Hadoop启动过程中遇到下面的问题:
2015-08-02 19:43:20,771 INFO org.apache.hadoop.hdfs.server.datanode.DataNode: STARTUP_MSG:
/************************************************************
STARTUP_MSG: Starting DataNode
STARTUP_MSG: host = slave1/192.168.198.21
STARTUP_MSG: args = []
STARTUP_MSG: version = 1.2.1
STARTUP_MSG: build = https://svn.apache.org/repos/asf/hadoop/common/branches/branch-1.2 -r 1503152; compiled by 'mattf' on Mon Jul 22 15:23:09 PDT 2013
STARTUP_MSG: Java = 1.7.0_79
************************************************************/
2015-08-02 19:43:20,902 INFO org.apache.hadoop.metrics2.impl.MetricsConfig: loaded properties from hadoop-metrics2.properties
2015-08-02 19:43:20,910 INFO org.apache.hadoop.metrics2.impl.MetricsSourceAdapter: MBean for source MetricsSystem,sub=Stats registered.
2015-08-02 19:43:20,911 INFO org.apache.hadoop.metrics2.impl.MetricsSystemImpl: Scheduled snapshot period at 10 second(s).

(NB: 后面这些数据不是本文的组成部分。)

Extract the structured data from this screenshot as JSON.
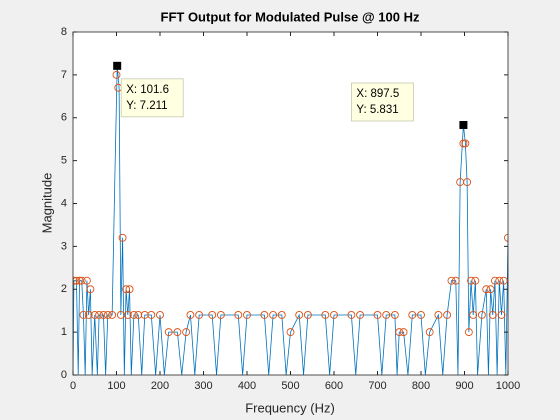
{
  "chart_data": {
    "type": "line",
    "title": "FFT Output for Modulated Pulse @ 100 Hz",
    "xlabel": "Frequency (Hz)",
    "ylabel": "Magnitude",
    "xlim": [
      0,
      1000
    ],
    "xticks": [
      0,
      100,
      200,
      300,
      400,
      500,
      600,
      700,
      800,
      900,
      1000
    ],
    "ylim": [
      0,
      8
    ],
    "yticks": [
      0,
      1,
      2,
      3,
      4,
      5,
      6,
      7,
      8
    ],
    "series": [
      {
        "color": "#0072bd",
        "marker": "none",
        "x": [
          0,
          2,
          8,
          12,
          15,
          20,
          24,
          28,
          32,
          36,
          40,
          44,
          50,
          56,
          60,
          70,
          75,
          80,
          90,
          96,
          101.6,
          106,
          110,
          114,
          118,
          122,
          126,
          130,
          134,
          140,
          150,
          158,
          165,
          180,
          190,
          200,
          210,
          220,
          240,
          250,
          260,
          270,
          280,
          290,
          320,
          330,
          340,
          380,
          390,
          400,
          440,
          450,
          460,
          480,
          490,
          500,
          520,
          530,
          540,
          580,
          590,
          600,
          640,
          650,
          660,
          700,
          710,
          720,
          740,
          745,
          750,
          760,
          770,
          780,
          800,
          810,
          820,
          840,
          850,
          860,
          870,
          880,
          885,
          890,
          897.5,
          902,
          906,
          910,
          915,
          920,
          925,
          930,
          940,
          950,
          955,
          960,
          965,
          970,
          975,
          980,
          985,
          990,
          995,
          1000
        ],
        "values": [
          0,
          2.2,
          2.2,
          0,
          2.2,
          2.2,
          1.4,
          0,
          2.2,
          1.4,
          2,
          0,
          1.4,
          0,
          1.4,
          1.4,
          0,
          1.4,
          1.4,
          4.5,
          7.211,
          6.7,
          1.4,
          3.2,
          0,
          2,
          1.4,
          2,
          0,
          1.4,
          1.4,
          0,
          1.4,
          1.4,
          0,
          1.4,
          0,
          1,
          1,
          0,
          1,
          1.4,
          0,
          1.4,
          1.4,
          0,
          1.4,
          1.4,
          0,
          1.4,
          1.4,
          0,
          1.4,
          1.4,
          0,
          1,
          1.4,
          0,
          1.4,
          1.4,
          0,
          1.4,
          1.4,
          0,
          1.4,
          1.4,
          0,
          1.4,
          1.4,
          0,
          1,
          1,
          0,
          1.4,
          1.4,
          0,
          1,
          1.4,
          0,
          1.4,
          2.2,
          2.2,
          0,
          4.5,
          5.831,
          5.4,
          4.5,
          1,
          2.2,
          1.4,
          2.2,
          0,
          1.4,
          2,
          0,
          2,
          1.4,
          2.2,
          0,
          2.2,
          1.4,
          2.2,
          0,
          3.2
        ]
      },
      {
        "color": "#d95319",
        "marker": "o",
        "x": [
          2,
          8,
          15,
          20,
          24,
          32,
          36,
          40,
          50,
          60,
          70,
          80,
          90,
          100,
          104,
          110,
          114,
          122,
          126,
          130,
          140,
          150,
          165,
          180,
          200,
          220,
          240,
          260,
          270,
          290,
          320,
          340,
          380,
          400,
          440,
          460,
          480,
          500,
          520,
          540,
          580,
          600,
          640,
          660,
          700,
          720,
          740,
          750,
          760,
          780,
          800,
          820,
          840,
          860,
          870,
          880,
          890,
          897.5,
          902,
          906,
          910,
          915,
          920,
          925,
          940,
          950,
          960,
          965,
          970,
          980,
          985,
          990,
          1000
        ],
        "values": [
          2.2,
          2.2,
          2.2,
          2.2,
          1.4,
          2.2,
          1.4,
          2,
          1.4,
          1.4,
          1.4,
          1.4,
          1.4,
          7,
          6.7,
          1.4,
          3.2,
          2,
          1.4,
          2,
          1.4,
          1.4,
          1.4,
          1.4,
          1.4,
          1,
          1,
          1,
          1.4,
          1.4,
          1.4,
          1.4,
          1.4,
          1.4,
          1.4,
          1.4,
          1.4,
          1,
          1.4,
          1.4,
          1.4,
          1.4,
          1.4,
          1.4,
          1.4,
          1.4,
          1.4,
          1,
          1,
          1.4,
          1.4,
          1,
          1.4,
          1.4,
          2.2,
          2.2,
          4.5,
          5.4,
          5.4,
          4.5,
          1,
          2.2,
          1.4,
          2.2,
          1.4,
          2,
          2,
          1.4,
          2.2,
          2.2,
          1.4,
          2.2,
          3.2
        ]
      }
    ],
    "datatips": [
      {
        "x": 101.6,
        "y": 7.211,
        "label_x": "X: 101.6",
        "label_y": "Y: 7.211"
      },
      {
        "x": 897.5,
        "y": 5.831,
        "label_x": "X: 897.5",
        "label_y": "Y: 5.831"
      }
    ]
  }
}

2015-08-02 19:43:20,911 INFO org.apache.hadoop.metrics2.impl.MetricsSystemImpl: DataNode metrics system started
2015-08-02 19:43:21,033 INFO org.apache.hadoop.metrics2.impl.MetricsSourceAdapter: MBean for source ugi registered.
2015-08-02 19:43:21,036 WARN org.apache.hadoop.metrics2.impl.MetricsSystemImpl: Source name ugi already exists!
2015-08-02 19:43:30,237 INFO org.apache.hadoop.ipc.Client: Retrying connect to server: master/192.168.198.20:9000. Already tried 8 time(s); retry policy is RetryUpToMaximumCountWithFixedSleep(maxRetries=10, sleepTime=1 SECONDS)
2015-08-02 19:43:31,239 INFO org.apache.hadoop.ipc.Client: Retrying connect to server: master/192.168.198.20:9000. Already tried 9 time(s); retry policy is RetryUpToMaximumCountWithFixedSleep(maxRetries=10, sleepTime=1 SECONDS)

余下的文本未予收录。